Trois figures se détachent progressivement. Le commandant, colosse édenté, fatigué de creuser et de rappeler ses soldats aux respects de sécurité et au protocole de l’OTAN, ainsi qu’un tout jeune sergent que l’idée de mourir n’a jamais vraiment effleuré. Et, enfin, Perséphone, surnom donné à une cantinière infirmière, mère symbolique du bataillon. On devine que chacun se ressource au creux des fossettes que dessine son imparable sourire. Cette déesse des souterrains raconte avec tendresse l’esprit de maternelle qui plane sur les jeunes soldats qui ont l’âge de ses fils. Elle confie aussi qu’au moment de s’endormir, seule la musique aide à dominer la peur qui ronge les jours. Enserrée dans un format 4/3 fort approprié, la tranchée est filmée comme une prison à ciel ouvert d’où dégringole la mort.
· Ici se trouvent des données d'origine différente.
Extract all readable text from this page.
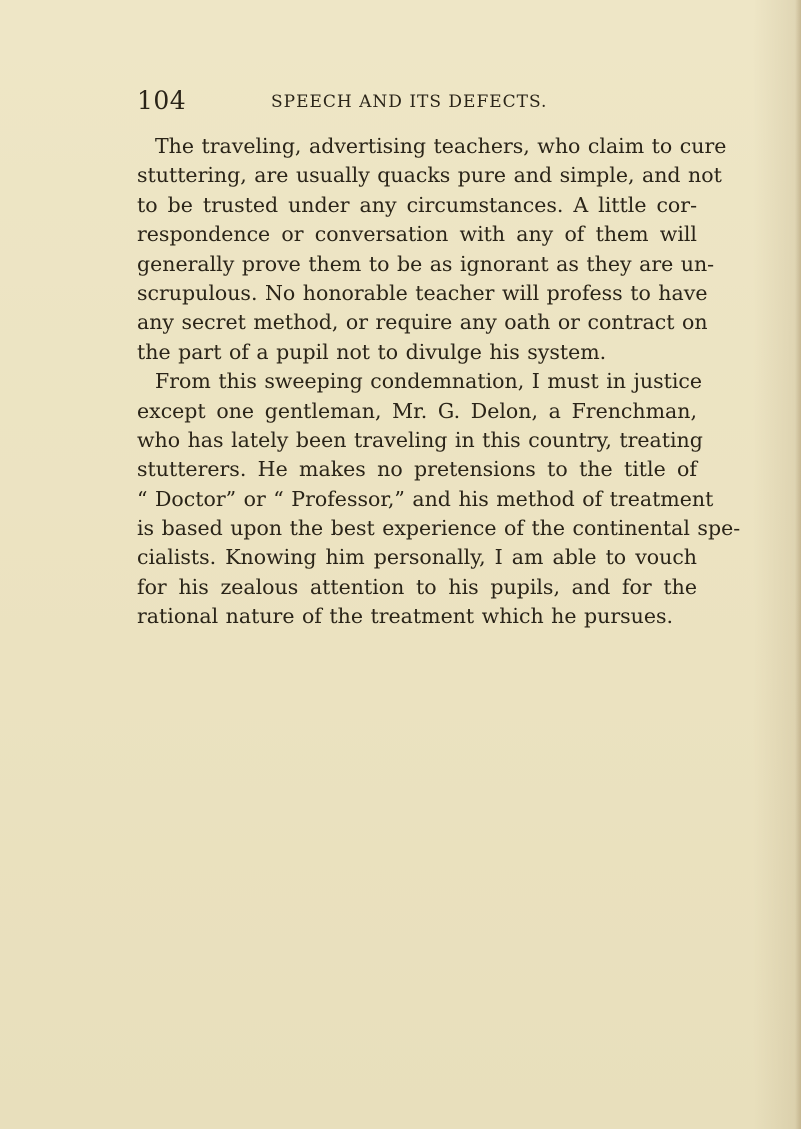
104	SPEECH AND ITS DEFECTS.
The traveling, advertising teachers, who claim to cure
stuttering, are usually quacks pure and simple, and not
to be trusted under any circumstances. A little cor-
respondence or conversation with any of them will
generally prove them to be as ignorant as they are un-
scrupulous. No honorable teacher will profess to have
any secret method, or require any oath or contract on
the part of a pupil not to divulge his system.
From this sweeping condemnation, I must in justice
except one gentleman, Mr. G. Delon, a Frenchman,
who has lately been traveling in this country, treating
stutterers. He makes no pretensions to the title of
“ Doctor” or “ Professor,” and his method of treatment
is based upon the best experience of the continental spe-
cialists. Knowing him personally, I am able to vouch
for his zealous attention to his pupils, and for the
rational nature of the treatment which he pursues.
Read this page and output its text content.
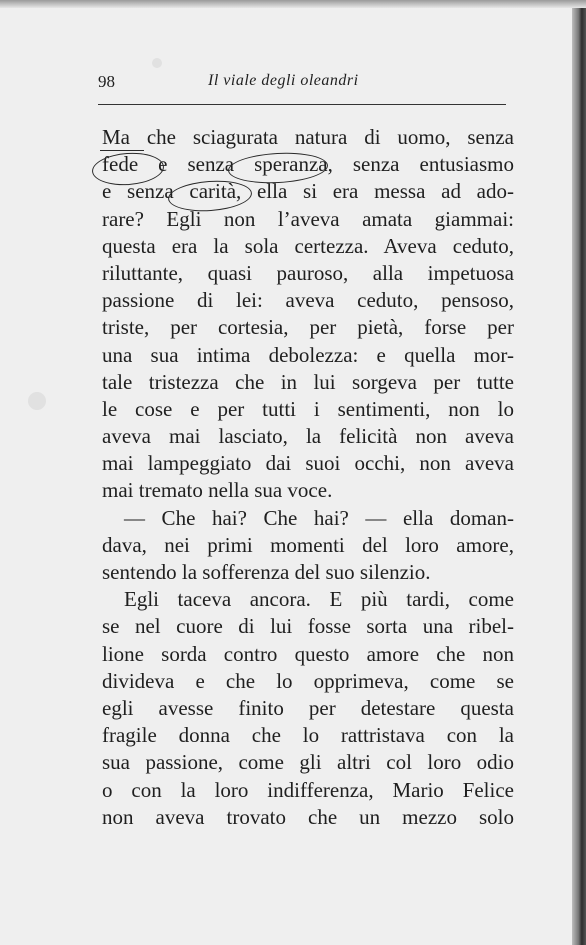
98	Il viale degli oleandri
Ma che sciagurata natura di uomo, senza
fede e senza speranza, senza entusiasmo
e senza carità, ella si era messa ad ado-
rare? Egli non l’aveva amata giammai:
questa era la sola certezza. Aveva ceduto,
riluttante, quasi pauroso, alla impetuosa
passione di lei: aveva ceduto, pensoso,
triste, per cortesia, per pietà, forse per
una sua intima debolezza: e quella mor-
tale tristezza che in lui sorgeva per tutte
le cose e per tutti i sentimenti, non lo
aveva mai lasciato, la felicità non aveva
mai lampeggiato dai suoi occhi, non aveva
mai tremato nella sua voce.
— Che hai? Che hai? — ella doman-
dava, nei primi momenti del loro amore,
sentendo la sofferenza del suo silenzio.
Egli taceva ancora. E più tardi, come
se nel cuore di lui fosse sorta una ribel-
lione sorda contro questo amore che non
divideva e che lo opprimeva, come se
egli avesse finito per detestare questa
fragile donna che lo rattristava con la
sua passione, come gli altri col loro odio
o con la loro indifferenza, Mario Felice
non aveva trovato che un mezzo solo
Nonobstant la frousse, la fatigue et l’ennui, la vie offre encore, dans ce réduit, des moments de détente. On plaisante, on ravive un souvenir du passé, on tire des plans sur la comète, au conditionnel.

Tranchées

Et puis un jour, les ordres arrivent, l’assaut se prépare, les visages se tendent. Les mots se font précis, la stratégie d’attaque ne souffre aucun dilettantisme. La commandant inspire confiance, on se rappelle pourquoi on est là, on pose les pioches et prend les armes, on remet la peur à sa place, entre parenthèses. Comment filmer l’assaut ? Loup Bureau choisit le mouvement, il filme sa propre course, corps ennuagé par une fumée de camouflage. La séquence est objectivement magnifique, conclue par une fondu au blanc mais il y a quelque chose de troublant à déréaliser un moment aussi crucial. L’ensemble des choix esthétiques, le format, le noir et blanc, la musique, font écho à la guerre vue par le cinéma de fiction. Tout fonctionne comme si les images coupaient le spectateur en deux. L’œil apprécie tandis que l’esprit tique.

Tranchées arrive à un moment où les informations, les images, les conséquences de cette guerre saturent notre quotidien. L’esthétisation de la zone de guerre soulève une ambiguïté. Elle s’accorde parfaitement à l’expérience mentale de claustration tout en imposant une distance qui fragilise le film dans sa captation d’une réalité brut(al)e. Cela n’empêche par le réalisateur de livrer un témoignage exceptionnel sur le courage des soldats ukrainiens qui se battent jusqu’à l’usure pour leur indépendance et sur l’extraordinaire résistance qui les anime.